The Last of the Sky Pirates: First Book of Rook
The two apprentices rose to go. ‘Fare you well, Rook,’ they said softly.
Rook’s eyelids flickered. He felt a light kiss brush his fevered brow, the lips cool and dry, and smelled the pine-like scent of Magda’s thick hair. His body was impossibly heavy.
There was a click of the catch as the door closed. Rook was alone again.
Night followed day followed night. Time after time, as evening fell and the milky light from outside grew dim, the spindlebug came to light the oil lantern. He bathed Rook and tucked him in; he put droplets of potent medicine under his tongue and applied oily herbal unguents to the angry wound, and bandaged it up with fresh strips of gauzy cloth.
Sometimes Rook would wake to find Tweezel fussing about him attentively; mostly, he would sleep through the spindlebug’s tender ministrations.
‘Rook, can you hear me?’ Rook opened his eyes. He knew that voice. ‘It’s me, Rook. Xanth.’
‘Xanth?’ he murmured, and winced as the searing pain in his shoulder shot down his arm.
Xanth winced with him. His face was pale and drawn, and his dark sunken eyes looked more haunted than ever. He pushed his hair off his forehead and took a step closer to the bed. The lantern in his hand swung to and fro. ‘I came to say goodbye, Rook,’ he told him.

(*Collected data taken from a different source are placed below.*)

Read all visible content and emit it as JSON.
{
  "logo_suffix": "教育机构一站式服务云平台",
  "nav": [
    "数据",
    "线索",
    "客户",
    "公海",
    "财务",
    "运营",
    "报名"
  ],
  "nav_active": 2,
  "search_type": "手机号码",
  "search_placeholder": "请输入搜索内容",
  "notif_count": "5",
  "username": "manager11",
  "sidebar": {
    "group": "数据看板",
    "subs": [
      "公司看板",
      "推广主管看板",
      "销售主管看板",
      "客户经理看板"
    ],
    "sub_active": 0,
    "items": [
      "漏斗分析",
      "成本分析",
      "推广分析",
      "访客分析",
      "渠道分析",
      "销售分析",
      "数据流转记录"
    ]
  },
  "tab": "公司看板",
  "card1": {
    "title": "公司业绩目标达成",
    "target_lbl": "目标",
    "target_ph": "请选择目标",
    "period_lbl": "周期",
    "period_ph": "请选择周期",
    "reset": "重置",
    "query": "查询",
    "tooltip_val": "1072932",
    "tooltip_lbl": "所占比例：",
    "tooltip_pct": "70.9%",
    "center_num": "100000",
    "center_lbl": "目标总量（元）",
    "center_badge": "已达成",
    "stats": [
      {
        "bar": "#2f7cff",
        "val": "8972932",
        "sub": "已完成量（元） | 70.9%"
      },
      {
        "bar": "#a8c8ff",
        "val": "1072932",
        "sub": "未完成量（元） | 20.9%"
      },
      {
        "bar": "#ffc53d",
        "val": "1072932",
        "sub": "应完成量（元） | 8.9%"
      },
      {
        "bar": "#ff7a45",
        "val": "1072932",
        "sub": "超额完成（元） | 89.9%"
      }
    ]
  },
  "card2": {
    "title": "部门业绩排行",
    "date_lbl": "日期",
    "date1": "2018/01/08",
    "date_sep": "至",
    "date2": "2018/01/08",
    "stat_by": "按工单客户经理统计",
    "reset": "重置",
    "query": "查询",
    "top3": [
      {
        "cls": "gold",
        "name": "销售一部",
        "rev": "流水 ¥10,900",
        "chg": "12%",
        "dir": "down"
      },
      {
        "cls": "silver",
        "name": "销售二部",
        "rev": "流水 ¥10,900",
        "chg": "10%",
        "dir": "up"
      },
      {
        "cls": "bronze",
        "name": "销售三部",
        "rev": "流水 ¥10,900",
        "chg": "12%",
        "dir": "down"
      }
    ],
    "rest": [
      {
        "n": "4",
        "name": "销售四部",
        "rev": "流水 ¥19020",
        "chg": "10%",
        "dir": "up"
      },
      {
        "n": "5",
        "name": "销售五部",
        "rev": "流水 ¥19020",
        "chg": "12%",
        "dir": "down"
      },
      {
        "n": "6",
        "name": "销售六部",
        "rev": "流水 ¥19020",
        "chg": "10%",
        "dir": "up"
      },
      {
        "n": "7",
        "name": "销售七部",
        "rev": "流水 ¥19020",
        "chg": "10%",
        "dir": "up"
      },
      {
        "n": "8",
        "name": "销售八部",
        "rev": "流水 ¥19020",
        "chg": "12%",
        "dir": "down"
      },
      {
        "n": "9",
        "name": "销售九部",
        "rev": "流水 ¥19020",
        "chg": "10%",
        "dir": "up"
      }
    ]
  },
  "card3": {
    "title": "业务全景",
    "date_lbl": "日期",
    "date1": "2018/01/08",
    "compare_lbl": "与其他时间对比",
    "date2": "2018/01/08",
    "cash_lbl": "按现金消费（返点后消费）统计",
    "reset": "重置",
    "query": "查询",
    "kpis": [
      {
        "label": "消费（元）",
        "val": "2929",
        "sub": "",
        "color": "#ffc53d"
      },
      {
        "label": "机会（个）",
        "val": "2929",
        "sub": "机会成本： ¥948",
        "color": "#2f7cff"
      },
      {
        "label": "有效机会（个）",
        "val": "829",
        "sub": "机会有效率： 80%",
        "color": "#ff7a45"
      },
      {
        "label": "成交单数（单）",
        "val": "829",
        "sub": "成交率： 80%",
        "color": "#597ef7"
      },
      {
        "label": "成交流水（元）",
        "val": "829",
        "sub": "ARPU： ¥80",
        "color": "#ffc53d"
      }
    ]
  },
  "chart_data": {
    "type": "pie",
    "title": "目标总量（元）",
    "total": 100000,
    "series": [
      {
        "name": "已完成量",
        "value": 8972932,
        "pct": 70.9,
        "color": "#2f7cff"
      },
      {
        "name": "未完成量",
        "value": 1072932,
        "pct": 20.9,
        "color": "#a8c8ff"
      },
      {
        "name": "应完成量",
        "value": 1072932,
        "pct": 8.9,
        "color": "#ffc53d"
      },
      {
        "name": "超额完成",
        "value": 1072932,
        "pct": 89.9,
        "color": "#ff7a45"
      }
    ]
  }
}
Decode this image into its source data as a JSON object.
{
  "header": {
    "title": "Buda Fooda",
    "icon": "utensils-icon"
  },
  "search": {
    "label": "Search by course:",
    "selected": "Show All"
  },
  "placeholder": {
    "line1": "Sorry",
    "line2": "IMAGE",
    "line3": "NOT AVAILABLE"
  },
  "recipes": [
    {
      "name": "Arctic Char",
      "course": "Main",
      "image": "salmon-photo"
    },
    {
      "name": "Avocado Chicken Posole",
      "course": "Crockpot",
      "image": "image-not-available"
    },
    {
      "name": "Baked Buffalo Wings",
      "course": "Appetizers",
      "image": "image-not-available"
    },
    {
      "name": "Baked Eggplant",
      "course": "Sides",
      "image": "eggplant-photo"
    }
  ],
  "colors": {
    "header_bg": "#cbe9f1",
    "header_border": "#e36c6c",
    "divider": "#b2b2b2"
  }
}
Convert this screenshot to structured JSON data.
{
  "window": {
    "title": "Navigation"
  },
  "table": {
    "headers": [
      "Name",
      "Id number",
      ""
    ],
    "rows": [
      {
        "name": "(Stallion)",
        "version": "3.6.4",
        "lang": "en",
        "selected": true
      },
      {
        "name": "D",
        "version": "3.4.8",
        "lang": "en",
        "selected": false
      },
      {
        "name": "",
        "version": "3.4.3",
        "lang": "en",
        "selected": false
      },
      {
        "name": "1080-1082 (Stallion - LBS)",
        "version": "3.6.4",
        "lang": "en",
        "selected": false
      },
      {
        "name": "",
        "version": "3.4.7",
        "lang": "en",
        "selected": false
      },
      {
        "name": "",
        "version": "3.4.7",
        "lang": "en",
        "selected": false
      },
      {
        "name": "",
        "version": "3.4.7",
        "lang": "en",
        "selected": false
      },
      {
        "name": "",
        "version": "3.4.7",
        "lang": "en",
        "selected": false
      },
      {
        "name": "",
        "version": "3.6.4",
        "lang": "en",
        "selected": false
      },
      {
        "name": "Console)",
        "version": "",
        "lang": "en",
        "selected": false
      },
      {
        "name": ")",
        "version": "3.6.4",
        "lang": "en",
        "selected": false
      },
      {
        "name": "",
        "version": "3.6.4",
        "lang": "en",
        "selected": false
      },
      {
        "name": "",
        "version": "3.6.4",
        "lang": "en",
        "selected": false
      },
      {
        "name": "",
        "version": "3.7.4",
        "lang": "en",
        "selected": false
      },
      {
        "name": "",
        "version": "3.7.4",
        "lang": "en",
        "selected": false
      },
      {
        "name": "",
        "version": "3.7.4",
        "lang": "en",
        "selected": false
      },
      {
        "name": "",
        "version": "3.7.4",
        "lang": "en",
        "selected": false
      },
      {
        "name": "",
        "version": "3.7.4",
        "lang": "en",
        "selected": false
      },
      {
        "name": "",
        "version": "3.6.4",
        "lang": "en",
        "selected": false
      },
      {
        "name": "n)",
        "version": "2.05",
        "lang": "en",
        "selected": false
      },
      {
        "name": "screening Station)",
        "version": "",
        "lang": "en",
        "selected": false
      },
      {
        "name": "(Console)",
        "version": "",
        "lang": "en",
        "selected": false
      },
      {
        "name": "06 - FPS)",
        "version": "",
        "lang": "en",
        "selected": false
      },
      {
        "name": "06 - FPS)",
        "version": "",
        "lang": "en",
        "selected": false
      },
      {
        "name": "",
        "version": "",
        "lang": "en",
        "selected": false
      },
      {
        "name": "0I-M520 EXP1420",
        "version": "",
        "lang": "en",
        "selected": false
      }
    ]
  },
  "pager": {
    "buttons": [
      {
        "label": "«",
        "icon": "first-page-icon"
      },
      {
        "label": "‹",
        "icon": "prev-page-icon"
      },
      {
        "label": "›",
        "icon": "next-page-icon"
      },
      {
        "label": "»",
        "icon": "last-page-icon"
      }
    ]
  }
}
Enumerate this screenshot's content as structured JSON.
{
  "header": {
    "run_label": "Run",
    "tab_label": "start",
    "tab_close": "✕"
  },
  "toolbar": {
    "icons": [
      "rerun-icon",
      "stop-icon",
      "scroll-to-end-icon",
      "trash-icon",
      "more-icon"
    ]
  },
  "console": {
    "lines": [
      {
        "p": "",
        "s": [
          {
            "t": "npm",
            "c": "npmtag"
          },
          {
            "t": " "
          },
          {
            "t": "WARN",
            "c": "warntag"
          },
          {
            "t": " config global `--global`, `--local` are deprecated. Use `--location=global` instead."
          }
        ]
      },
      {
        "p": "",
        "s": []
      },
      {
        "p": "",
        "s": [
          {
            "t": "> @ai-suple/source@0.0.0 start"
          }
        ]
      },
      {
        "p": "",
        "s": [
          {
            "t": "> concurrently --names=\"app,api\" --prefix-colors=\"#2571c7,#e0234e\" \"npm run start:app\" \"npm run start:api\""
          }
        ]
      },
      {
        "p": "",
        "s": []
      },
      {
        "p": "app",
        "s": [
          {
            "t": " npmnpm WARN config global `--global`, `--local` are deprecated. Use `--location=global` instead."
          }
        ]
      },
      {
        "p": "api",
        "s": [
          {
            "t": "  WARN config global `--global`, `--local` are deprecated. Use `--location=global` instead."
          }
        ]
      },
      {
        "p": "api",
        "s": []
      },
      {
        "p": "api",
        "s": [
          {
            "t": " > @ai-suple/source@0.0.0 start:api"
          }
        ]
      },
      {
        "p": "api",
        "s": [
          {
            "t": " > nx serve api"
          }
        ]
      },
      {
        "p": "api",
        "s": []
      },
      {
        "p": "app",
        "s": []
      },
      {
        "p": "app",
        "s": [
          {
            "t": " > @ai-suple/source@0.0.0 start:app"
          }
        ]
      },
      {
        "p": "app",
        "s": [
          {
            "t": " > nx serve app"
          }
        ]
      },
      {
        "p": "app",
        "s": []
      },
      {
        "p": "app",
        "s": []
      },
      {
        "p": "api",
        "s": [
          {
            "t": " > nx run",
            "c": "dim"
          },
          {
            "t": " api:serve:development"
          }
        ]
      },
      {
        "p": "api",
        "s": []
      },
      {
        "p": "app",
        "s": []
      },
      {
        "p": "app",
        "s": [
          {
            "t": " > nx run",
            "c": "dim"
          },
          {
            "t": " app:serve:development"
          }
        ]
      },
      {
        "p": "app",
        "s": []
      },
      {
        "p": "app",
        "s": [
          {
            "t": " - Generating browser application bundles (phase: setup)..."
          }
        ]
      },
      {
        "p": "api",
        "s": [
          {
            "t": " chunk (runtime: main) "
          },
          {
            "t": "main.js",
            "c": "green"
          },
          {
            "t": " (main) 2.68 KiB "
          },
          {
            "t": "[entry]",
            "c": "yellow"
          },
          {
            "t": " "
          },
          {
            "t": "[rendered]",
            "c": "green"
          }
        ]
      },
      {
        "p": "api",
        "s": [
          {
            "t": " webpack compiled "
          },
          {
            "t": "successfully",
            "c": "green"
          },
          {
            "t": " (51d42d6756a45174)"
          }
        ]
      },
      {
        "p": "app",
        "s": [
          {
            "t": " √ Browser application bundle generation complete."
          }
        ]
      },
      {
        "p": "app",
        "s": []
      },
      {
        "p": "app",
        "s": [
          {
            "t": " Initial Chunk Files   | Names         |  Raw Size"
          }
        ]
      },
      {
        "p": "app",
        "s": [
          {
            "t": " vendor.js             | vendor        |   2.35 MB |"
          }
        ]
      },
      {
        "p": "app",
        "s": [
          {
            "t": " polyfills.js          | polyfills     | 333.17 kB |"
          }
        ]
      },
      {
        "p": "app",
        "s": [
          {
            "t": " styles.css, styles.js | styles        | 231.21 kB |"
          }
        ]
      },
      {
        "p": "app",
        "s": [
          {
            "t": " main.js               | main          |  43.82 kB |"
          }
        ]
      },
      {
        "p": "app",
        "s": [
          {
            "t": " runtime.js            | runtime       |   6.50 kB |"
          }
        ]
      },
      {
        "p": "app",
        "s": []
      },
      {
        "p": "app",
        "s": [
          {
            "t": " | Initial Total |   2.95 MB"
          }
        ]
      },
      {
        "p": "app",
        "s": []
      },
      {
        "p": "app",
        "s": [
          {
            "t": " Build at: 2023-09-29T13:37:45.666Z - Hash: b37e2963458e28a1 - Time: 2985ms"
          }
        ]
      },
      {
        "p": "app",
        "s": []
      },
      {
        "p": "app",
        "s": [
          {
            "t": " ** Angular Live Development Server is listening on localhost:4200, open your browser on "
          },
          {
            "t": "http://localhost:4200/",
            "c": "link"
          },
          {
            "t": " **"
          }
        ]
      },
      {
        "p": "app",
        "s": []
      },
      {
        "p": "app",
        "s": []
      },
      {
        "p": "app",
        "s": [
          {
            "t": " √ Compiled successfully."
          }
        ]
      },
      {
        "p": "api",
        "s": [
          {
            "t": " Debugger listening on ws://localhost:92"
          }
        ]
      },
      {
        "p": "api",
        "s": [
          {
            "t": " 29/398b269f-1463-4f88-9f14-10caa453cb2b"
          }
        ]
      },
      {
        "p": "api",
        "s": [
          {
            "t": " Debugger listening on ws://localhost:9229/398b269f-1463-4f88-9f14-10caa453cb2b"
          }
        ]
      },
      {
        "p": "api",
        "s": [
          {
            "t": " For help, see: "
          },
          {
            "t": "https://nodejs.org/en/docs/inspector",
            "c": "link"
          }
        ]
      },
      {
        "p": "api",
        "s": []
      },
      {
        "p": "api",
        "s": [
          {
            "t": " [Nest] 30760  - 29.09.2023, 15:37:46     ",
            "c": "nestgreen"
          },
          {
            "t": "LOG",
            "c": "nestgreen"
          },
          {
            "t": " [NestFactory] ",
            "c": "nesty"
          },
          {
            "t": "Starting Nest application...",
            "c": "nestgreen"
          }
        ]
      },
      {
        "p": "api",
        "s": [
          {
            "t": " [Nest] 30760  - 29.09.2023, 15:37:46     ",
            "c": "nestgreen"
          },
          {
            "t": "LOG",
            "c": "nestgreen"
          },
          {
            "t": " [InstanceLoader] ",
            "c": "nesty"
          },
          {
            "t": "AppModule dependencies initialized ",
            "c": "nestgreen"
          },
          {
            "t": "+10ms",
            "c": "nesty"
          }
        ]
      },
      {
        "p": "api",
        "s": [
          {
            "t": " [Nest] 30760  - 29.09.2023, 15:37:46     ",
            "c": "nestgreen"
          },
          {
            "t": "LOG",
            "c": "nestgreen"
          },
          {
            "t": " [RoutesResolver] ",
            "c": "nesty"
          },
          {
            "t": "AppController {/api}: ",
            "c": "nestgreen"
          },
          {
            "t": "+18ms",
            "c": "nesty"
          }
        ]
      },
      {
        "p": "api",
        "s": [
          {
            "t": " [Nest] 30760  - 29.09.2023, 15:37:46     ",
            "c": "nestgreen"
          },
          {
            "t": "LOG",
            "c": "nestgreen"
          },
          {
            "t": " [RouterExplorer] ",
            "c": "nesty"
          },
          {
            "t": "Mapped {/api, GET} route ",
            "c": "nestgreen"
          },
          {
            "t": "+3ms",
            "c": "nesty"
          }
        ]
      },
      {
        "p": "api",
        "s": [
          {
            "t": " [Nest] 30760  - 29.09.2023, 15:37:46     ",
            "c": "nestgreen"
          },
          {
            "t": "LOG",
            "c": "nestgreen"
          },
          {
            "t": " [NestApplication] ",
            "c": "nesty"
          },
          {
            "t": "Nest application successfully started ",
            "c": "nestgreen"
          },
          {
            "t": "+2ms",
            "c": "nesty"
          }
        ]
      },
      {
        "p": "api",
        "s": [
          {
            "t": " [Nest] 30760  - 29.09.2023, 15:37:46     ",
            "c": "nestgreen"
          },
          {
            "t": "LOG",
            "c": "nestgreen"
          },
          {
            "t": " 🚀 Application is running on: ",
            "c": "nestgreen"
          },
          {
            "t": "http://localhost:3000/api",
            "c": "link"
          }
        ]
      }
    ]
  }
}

‘Goodbye,’ said Rook dully. ‘You as well? Magda and Stob …’
Xanth laughed bitterly. ‘Magda and Stob! How I envy them,’ he said. He put his head in his hands. ‘There’ll be no treatise-voyage for me, Rook. My path leads away from the Deepwoods and back to New Sanctaphrax.’
‘New Sanctaphrax?’ Rook struggled to clear his head. Was this really happening – or was it all just a fever-induced dream? ‘But why, Xanth?’ he murmured.
The apprentice turned away, and Rook could just make out his hunched-up shoulders in the shadows. When he spoke, his voice was low and thick with emotion. ‘You have been a good friend to me, Rook Barkwater,’ he said. ‘When others ignored me or made fun of me, you were there, defending me, encouraging me …’ He hesitated. ‘And I have repaid your friendship with lies and treachery.’
‘But … but how?’ asked Rook. ‘I don’t understand.’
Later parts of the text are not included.